Post
Topic
Board Politics & Society
Re: Health and Religion
by
Astargath
on 26/11/2017, 00:39:27 UTC

Empiricism in the philosophy of science emphasizes evidence, especially as discovered in experiments. It is a fundamental part of the scientific method that all hypotheses and theories must be tested against observations of the natural world rather than resting solely on a priori reasoning, intuition, or revelation. Not just assumptions like you do.

My arguments for religion are very much grounded in empiricism. There is nothing wrong with empiricism it is a very powerful tool for finding truth.

Science is great but it has its own limitations and a priori assumptions as all human systems do.

What is the difference between science and philosophy? (and theology)
http://charltonteaching.blogspot.com/2011/06/what-is-difference-between-science-and.html?m=1
Quote from: Bruce Charlton

Science came from philosophy and philosophy from theology - by a process of specialization - a part coming off from the whole, and being pursued autonomously as a social system.

Theology is a social system that aims to discover the truth; and which puts the truths of divine revelation first and reason subordinate (if at all); philosophy aims to discover truth (or used to) but puts reason first - but remains (in its early phases) constrained by revelation.

Then science broke-off from philosophy by eliminating divine revelation as an allowable explanation.

*

So science is a specialized social system, based on reason, but which excludes all reference to divine revelation.

But what is special about being a social system?

Mainly time and effort, in a co-operative sense (although the cooperation can be between just a few people).

So science is simply some people devoting time and effort to investigating the world using reason and excluding reference to divine revelation.

*

Naturally, since Science excludes divine revelation, science can have no formal impact on theology, nor can it have any formal impact on philosophy.

Yet, apparently, science has substantially impacted on theology and philosophy - it is, for example taken to have discredited Christianity.

How did this perception arise?

1. Science has (until recently) been perceived as in enabling (somehow, indirectly) humans to increase power over nature (this perception may be subjective/ delusional, or false, as it often is now - or it can be all-but undeniable).

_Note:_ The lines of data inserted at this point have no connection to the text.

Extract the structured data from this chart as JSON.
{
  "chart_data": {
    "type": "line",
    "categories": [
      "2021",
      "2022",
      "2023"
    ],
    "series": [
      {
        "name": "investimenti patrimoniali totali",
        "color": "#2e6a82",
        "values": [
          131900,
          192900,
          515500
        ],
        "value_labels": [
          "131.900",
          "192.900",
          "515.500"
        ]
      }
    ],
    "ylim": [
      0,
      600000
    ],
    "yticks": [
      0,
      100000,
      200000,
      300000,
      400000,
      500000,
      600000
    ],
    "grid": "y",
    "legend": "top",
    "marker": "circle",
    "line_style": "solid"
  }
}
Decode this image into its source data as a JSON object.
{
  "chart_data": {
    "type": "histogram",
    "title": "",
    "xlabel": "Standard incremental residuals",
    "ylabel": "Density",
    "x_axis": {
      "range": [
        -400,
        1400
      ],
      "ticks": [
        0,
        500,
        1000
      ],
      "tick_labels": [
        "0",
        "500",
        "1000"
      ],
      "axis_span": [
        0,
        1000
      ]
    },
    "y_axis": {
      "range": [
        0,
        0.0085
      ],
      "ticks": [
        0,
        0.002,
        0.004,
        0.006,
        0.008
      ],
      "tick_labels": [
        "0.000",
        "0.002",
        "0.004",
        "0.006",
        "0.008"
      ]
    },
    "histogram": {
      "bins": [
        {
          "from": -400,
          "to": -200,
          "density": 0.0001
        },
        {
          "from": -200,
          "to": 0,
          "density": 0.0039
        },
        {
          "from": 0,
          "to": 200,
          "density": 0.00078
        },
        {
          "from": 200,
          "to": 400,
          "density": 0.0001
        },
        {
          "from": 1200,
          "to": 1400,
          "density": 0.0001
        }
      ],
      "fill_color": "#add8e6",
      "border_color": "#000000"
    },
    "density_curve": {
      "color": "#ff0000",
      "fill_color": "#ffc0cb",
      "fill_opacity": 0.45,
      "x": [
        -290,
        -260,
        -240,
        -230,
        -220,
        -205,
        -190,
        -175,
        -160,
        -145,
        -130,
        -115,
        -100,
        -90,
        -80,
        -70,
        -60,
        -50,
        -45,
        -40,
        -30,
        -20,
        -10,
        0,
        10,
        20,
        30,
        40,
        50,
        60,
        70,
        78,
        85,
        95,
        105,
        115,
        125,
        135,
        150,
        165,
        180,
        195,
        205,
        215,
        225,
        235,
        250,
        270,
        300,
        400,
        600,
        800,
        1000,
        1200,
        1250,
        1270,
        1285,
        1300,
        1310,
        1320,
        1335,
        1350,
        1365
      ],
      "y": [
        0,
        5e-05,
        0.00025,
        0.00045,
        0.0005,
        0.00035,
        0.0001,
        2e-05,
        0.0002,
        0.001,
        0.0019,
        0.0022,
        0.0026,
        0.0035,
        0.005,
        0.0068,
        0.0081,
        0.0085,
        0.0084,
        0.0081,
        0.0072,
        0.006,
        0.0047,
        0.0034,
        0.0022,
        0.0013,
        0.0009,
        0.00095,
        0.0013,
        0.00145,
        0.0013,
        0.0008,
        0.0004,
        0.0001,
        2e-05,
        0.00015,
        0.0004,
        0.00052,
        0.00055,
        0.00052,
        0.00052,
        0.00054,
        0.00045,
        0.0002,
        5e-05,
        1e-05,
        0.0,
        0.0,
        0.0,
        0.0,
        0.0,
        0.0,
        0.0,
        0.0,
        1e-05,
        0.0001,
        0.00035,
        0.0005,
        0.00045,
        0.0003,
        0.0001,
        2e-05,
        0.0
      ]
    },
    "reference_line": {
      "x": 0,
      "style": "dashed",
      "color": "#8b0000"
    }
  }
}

Yet science is (or rather was) successful mainly because a lot of smart people were putting a lot of effort into discovering truth.

(And now that people don't try to discover truth, they don't discover it - naturally not.)

2. Sheer habit. People trained and competent in the (wholly artificial) scientific way of thinking, which a priori excludes religious explanations, leads to human beings who habitually exclude divine explanations.

*

And it turns out that habit is very powerful as a socialization device.

Such that people trained in an artificial (hence difficult) and socially-approved specialized mode of thinking, eventually do not notice the exclusions of their mode of thought, and assume that their mode of thought is the whole thing; assume that that which was excluded a priori has instead been excluded because it was false.

A mistaken inference - but mainstream in modernity.



Unfortunately we are not here thanks to philosophy, we didn't fly to the moon thanks to philosophy. ''Science is great but it has its own limitations'' That philosophy doesn't solve whatsoever lmao, science and the scientific method is the best we can do, everything else is garbage and assumptions (which are useless). If you base your belief in a supernatural god just in assumptions then you are naive, what can I say.

''Then science broke-off from philosophy by eliminating divine revelation as an allowable explanation. '' Yeah made up bullshit explanations, that's right. What are you trying to tell me with your link, that science is far better than theology or philosophy because it doesn't have made up explanations?